A Lunar L2 Navigation, Communication, and Gravity Mission

Abstract

Most high-priority landing sites on the lunar surface do not have direct communication with the Earth. A mission was designed which would involve two spacecraft, a halo orbiter at Earth-Moon L2 and a microsatellite in a low lunar orbit. The two spacecraft would travel together on a ballistic lunar transfer and arrive on the Earth-Moon L2 halo orbit. No insertion maneuver would be required, which would allow the spacecraft to be about 25% to 33% more massive than if a conventional transfer were used. After that, the microsatellite would only require a small maneuver to depart from the halo orbit and descend to where it can be inserted into a low lunar orbit. The spacecraft would relay communications from the lunar far side and south pole to Earth. They could also be used to track other lunar missions, or broadcast navigation signals. To lower the operations cost, a new method of autonomous orbit determination called “Liaison Navigation” would be used.

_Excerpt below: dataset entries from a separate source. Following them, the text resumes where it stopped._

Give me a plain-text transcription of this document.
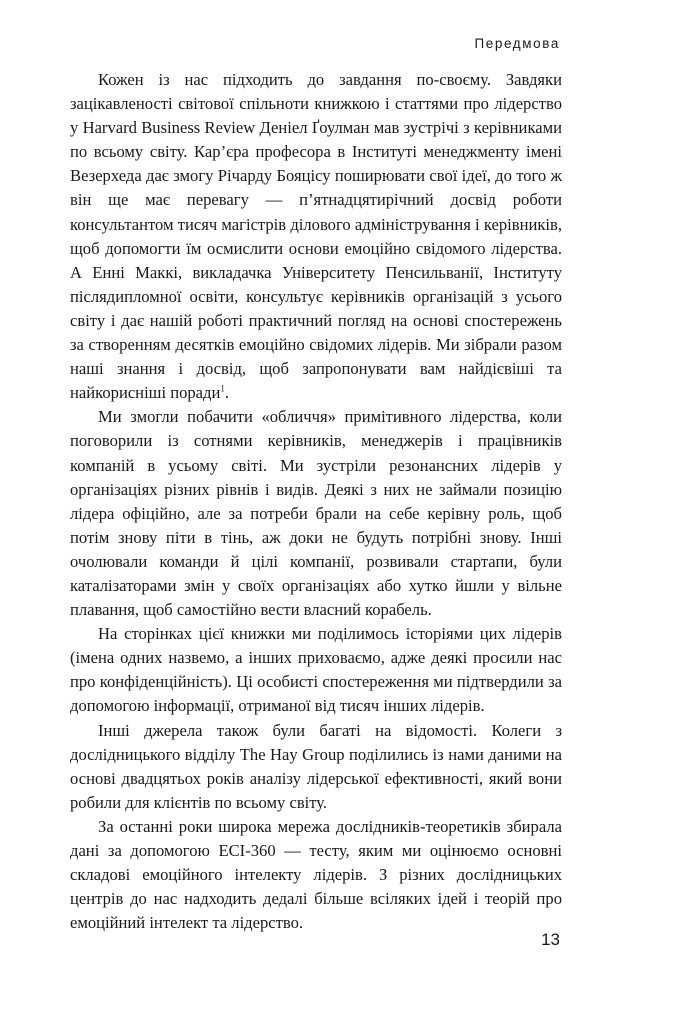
Передмова

Кожен із нас підходить до завдання по-своєму. Завдяки зацікавленості світової спільноти книжкою і статтями про лідерство у Harvard Business Review Деніел Ґоулман мав зустрічі з керівниками по всьому світу. Кар’єра професора в Інституті менеджменту імені Везерхеда дає змогу Річарду Бояцісу поширювати свої ідеї, до того ж він ще має перевагу — п’ятнадцятирічний досвід роботи консультантом тисяч магістрів ділового адміністрування і керівників, щоб допомогти їм осмислити основи емоційно свідомого лідерства. А Енні Маккі, викладачка Університету Пенсильванії, Інституту післядипломної освіти, консультує керівників організацій з усього світу і дає нашій роботі практичний погляд на основі спостережень за створенням десятків емоційно свідомих лідерів. Ми зібрали разом наші знання і досвід, щоб запропонувати вам найдієвіші та найкорисніші поради$^1$.

Ми змогли побачити «обличчя» примітивного лідерства, коли поговорили із сотнями керівників, менеджерів і працівників компаній в усьому світі. Ми зустріли резонансних лідерів у організаціях різних рівнів і видів. Деякі з них не займали позицію лідера офіційно, але за потреби брали на себе керівну роль, щоб потім знову піти в тінь, аж доки не будуть потрібні знову. Інші очолювали команди й цілі компанії, розвивали стартапи, були каталізаторами змін у своїх організаціях або хутко йшли у вільне плавання, щоб самостійно вести власний корабель.

На сторінках цієї книжки ми поділимось історіями цих лідерів (імена одних назвемо, а інших приховаємо, адже деякі просили нас про конфіденційність). Ці особисті спостереження ми підтвердили за допомогою інформації, отриманої від тисяч інших лідерів.

Інші джерела також були багаті на відомості. Колеги з дослідницького відділу The Hay Group поділились із нами даними на основі двадцятьох років аналізу лідерської ефективності, який вони робили для клієнтів по всьому світу.

За останні роки широка мережа дослідників-теоретиків збирала дані за допомогою ECI-360 — тесту, яким ми оцінюємо основні складові емоційного інтелекту лідерів. З різних дослідницьких центрів до нас надходить дедалі більше всіляких ідей і теорій про емоційний інтелект та лідерство.

13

To perform Liaison Navigation, spacecraft in libration point orbits use scalar satellite-to-satellite tracking data, such as crosslink range, to perform orbit determination without Earth-based tracking. Due to the characteristics of libration orbits, relative tracking between two spacecraft can be used to estimate the relative and absolute positions and velocities of both spacecraft simultaneously. The tracking data from the two spacecraft could also be used to estimate the lunar far side gravity field.